Вот что я услыхал:
— Да, Корнель, может быть, сильнее, но Расин нежнее, мягче. Лабрюйер очень остроумно сказал, что один описывает людей такими, какие они есть, а другой…
Слышать эти пошлые слова, обращенные к такой собеседнице, знать, что они сказаны тем, кто был поверенным моих ранних дум, кто оказал на мою молодость самое сильное влияние, — мне это показалось таким странным и тягостным, что я быстро прошел несколько шагов под сводами, чтобы увидеть того, кто это говорил, в тайной надежде, что я ошибся. Он повернул голову, и я заметил два неожиданных для меня признака: седеющую бороду и лысый череп. Но это был Лекадьё. Он тоже меня сейчас же узнал, и на его лице появилось неопределенное выражение неудовольствия, почти страдания, сменившееся сейчас же ласковой улыбкой, немного смущенной, немного неловкой.

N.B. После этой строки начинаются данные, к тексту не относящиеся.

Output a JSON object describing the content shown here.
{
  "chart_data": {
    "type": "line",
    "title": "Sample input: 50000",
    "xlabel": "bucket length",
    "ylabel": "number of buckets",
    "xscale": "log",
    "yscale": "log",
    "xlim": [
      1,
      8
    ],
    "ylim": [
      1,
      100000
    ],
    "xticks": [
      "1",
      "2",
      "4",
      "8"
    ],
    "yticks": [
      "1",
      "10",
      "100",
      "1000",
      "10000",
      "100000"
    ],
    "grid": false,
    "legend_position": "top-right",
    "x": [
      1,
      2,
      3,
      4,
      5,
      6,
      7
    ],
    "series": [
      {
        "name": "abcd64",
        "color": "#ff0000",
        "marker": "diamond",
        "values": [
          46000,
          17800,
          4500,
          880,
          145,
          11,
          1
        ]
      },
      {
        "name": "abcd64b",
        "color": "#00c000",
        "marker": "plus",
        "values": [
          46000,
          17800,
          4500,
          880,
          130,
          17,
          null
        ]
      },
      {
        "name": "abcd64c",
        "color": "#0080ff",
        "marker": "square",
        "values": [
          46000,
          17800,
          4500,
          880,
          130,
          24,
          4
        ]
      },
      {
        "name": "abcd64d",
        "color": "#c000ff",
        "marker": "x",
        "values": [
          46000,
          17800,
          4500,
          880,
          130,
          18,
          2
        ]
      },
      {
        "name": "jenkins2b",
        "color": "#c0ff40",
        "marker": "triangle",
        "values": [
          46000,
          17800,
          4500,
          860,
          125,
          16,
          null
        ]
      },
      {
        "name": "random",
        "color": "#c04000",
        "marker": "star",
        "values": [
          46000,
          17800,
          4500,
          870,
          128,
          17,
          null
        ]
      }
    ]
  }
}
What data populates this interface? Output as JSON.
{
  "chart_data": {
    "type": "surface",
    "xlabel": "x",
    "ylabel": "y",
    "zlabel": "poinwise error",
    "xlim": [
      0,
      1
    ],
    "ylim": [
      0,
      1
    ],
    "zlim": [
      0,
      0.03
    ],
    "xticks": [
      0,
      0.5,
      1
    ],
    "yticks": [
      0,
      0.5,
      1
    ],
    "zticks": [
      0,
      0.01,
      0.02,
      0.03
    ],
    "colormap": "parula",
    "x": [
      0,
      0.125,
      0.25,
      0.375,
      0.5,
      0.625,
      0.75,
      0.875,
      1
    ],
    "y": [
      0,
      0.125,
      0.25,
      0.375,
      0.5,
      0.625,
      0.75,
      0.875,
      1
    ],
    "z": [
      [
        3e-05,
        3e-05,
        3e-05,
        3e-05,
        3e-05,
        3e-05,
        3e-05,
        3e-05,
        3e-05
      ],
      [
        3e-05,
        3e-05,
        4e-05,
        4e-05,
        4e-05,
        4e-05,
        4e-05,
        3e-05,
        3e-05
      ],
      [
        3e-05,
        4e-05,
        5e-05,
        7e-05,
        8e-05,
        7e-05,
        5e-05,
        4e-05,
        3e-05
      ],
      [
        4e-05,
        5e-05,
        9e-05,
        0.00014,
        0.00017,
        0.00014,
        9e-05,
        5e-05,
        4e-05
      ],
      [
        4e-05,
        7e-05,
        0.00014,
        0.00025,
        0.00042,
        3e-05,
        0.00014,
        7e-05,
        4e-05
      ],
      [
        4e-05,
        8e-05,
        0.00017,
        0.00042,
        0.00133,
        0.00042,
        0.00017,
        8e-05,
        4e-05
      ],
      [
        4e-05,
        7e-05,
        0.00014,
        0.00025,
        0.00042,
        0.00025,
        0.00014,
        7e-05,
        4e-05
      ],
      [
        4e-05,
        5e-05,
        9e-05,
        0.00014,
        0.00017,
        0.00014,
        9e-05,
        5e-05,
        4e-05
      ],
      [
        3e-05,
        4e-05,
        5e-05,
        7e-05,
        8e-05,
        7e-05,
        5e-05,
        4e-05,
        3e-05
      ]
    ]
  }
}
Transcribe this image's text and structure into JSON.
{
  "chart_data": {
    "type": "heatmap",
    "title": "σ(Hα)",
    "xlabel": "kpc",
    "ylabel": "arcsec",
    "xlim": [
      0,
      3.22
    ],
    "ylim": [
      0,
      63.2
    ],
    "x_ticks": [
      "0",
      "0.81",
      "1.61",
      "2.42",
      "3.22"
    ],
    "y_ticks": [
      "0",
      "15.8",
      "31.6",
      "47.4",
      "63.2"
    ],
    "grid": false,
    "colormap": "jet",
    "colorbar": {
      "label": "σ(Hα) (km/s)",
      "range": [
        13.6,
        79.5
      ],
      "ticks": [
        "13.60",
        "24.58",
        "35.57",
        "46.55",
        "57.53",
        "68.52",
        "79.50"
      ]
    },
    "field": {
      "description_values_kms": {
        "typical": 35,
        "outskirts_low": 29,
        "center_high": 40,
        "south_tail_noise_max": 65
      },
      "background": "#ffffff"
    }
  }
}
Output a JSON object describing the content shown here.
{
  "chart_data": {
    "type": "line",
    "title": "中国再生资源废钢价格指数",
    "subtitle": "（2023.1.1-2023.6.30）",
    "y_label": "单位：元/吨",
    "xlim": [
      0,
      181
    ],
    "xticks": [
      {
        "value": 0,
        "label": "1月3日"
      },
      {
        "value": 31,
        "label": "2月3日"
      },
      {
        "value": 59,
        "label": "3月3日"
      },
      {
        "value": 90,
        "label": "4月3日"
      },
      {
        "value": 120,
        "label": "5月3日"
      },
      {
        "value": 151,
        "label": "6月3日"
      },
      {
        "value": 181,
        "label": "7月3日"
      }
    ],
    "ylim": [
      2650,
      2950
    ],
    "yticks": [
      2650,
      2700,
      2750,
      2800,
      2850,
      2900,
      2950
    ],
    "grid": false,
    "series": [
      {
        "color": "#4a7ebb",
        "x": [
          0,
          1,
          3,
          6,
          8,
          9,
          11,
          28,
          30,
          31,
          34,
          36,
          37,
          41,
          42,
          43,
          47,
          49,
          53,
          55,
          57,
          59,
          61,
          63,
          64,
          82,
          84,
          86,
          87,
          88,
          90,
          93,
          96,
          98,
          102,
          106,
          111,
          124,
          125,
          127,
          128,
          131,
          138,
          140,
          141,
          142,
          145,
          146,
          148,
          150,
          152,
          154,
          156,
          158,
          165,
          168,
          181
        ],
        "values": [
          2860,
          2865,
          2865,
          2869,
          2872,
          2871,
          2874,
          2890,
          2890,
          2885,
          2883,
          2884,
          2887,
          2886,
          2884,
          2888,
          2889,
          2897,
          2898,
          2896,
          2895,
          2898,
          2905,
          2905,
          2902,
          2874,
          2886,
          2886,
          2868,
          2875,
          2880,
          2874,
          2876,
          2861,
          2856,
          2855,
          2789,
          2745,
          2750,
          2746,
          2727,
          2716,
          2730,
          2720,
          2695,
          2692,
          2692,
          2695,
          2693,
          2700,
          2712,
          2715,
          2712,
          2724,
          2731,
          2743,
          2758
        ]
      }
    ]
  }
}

Взволнованный встречей и не желая говорить о прошлом перед этой надзирательницей с внешностью жандарма, я тотчас же пригласил моего товарища позавтракать со мной и назначил ему на двенадцать часов свидание в ресторане, который он мне указал.
Перед лицеем в Б. есть маленькая площадь, усаженная каштанами; я просидел там довольно долго. «От чего зависит, — говорил я себе, — успех или неудача чьего-нибудь существования? Вот Лекадьё, рожденный быть великим человеком, читает каждый год одни и те же отрывки чередующимся поколениям туренских лицеистов и проводит свои каникулы в скучном ухаживании за нелепым чудовищем, в то время как Клайн, удивительный ум, но все-таки не гений, осуществляет в действительности мечту молодого Лекадьё. Отчего? Надо будет, — решил я, — попросить Клайна перевести Лекадьё в Париж».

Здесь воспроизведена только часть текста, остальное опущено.